Uma mulher grávida e uma vaca prenhe têm muito em comum. Ambas carregam seus bebês durante vários meses, ambas produzem leite para dar aos seus bebês e ambas desenvolvem instantaneamente um instinto maternal para proteger seus filhos assim que eles nascem. Infelizmente, a comparação entre esses dois grupos acaba aqui. Mães humanas conseguem levar seus bebês para casa depois do nascimento, enchê-los de amor, e passar o resto de suas vidas os criando e cuidando. As mães vacas, por outro lado, veem seus bebês serem arrancados delas somente horas ou dias após o nascimento e elas raramente os veem novamente, e se veem, é de passagem. Isso sem mencionar o fato de que todo o leite que elas produzem para a nutrição de seus filhos é prontamente roubado e reempacotado para consumo humano. Esta é a triste realidade para milhares e milhares de vacas ao redor do mundo hoje.

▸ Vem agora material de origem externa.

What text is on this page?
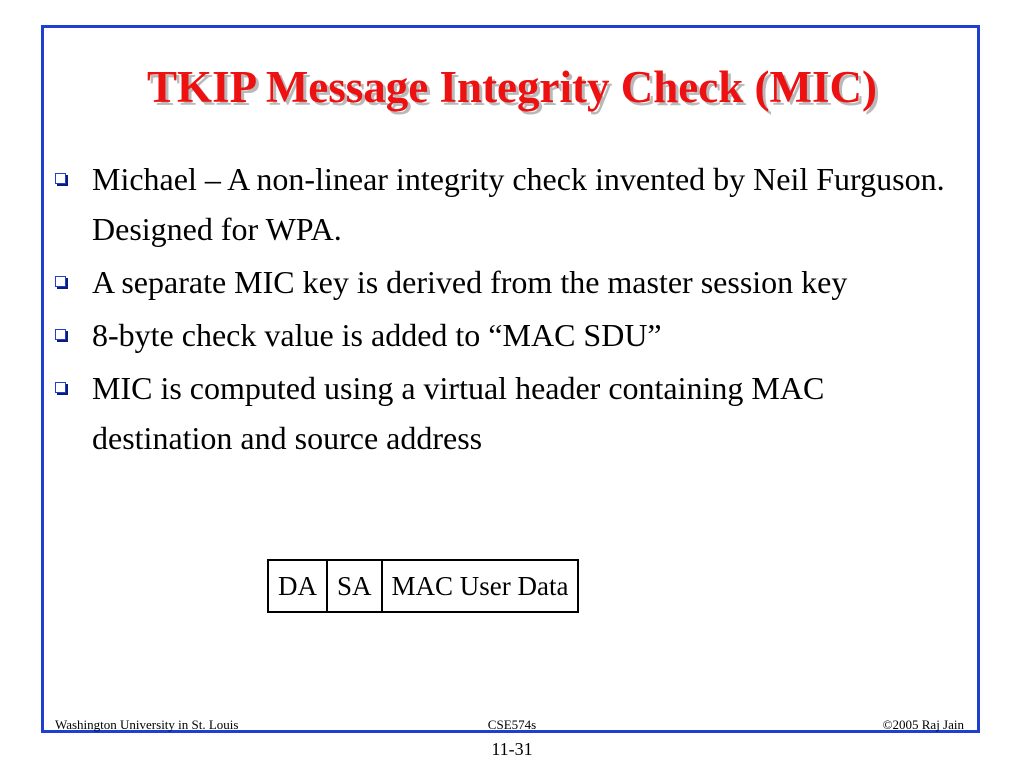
TKIP Message Integrity Check (MIC)
Michael – A non-linear integrity check invented by Neil Furguson. Designed for WPA.
A separate MIC key is derived from the master session key
8-byte check value is added to “MAC SDU”
MIC is computed using a virtual header containing MAC destination and source address
DA	SA	MAC User Data
Washington University in St. Louis	CSE574s	©2005 Raj Jain
11-31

Uma vez que os bezerros são separados de suas mães, uma dessas duas coisas acontece: se o bezerro é uma fêmea, ela é levada para seguir os passos de sua mãe e se tornar uma vaca leiteira, se o bezerro é macho, ele é levado para viver uma vida curta de miséria como um bezerro de vitela. Os dois cenários são terríveis. Entretanto, há um terceiro resultado possível, que é levar o bezerro para um santuário para que ele possa viver seus dias em paz. Nem todo animal tem a sorte de receber essa oportunidade, mas aqueles que a recebem, estão literalmente recebendo uma segunda chance de viver, apesar de não terem mais suas mães.

Conheça Gary. Um bezerro macho que foi considerado completamente inútil pelo dono de sua mãe e foi prontamente descartado.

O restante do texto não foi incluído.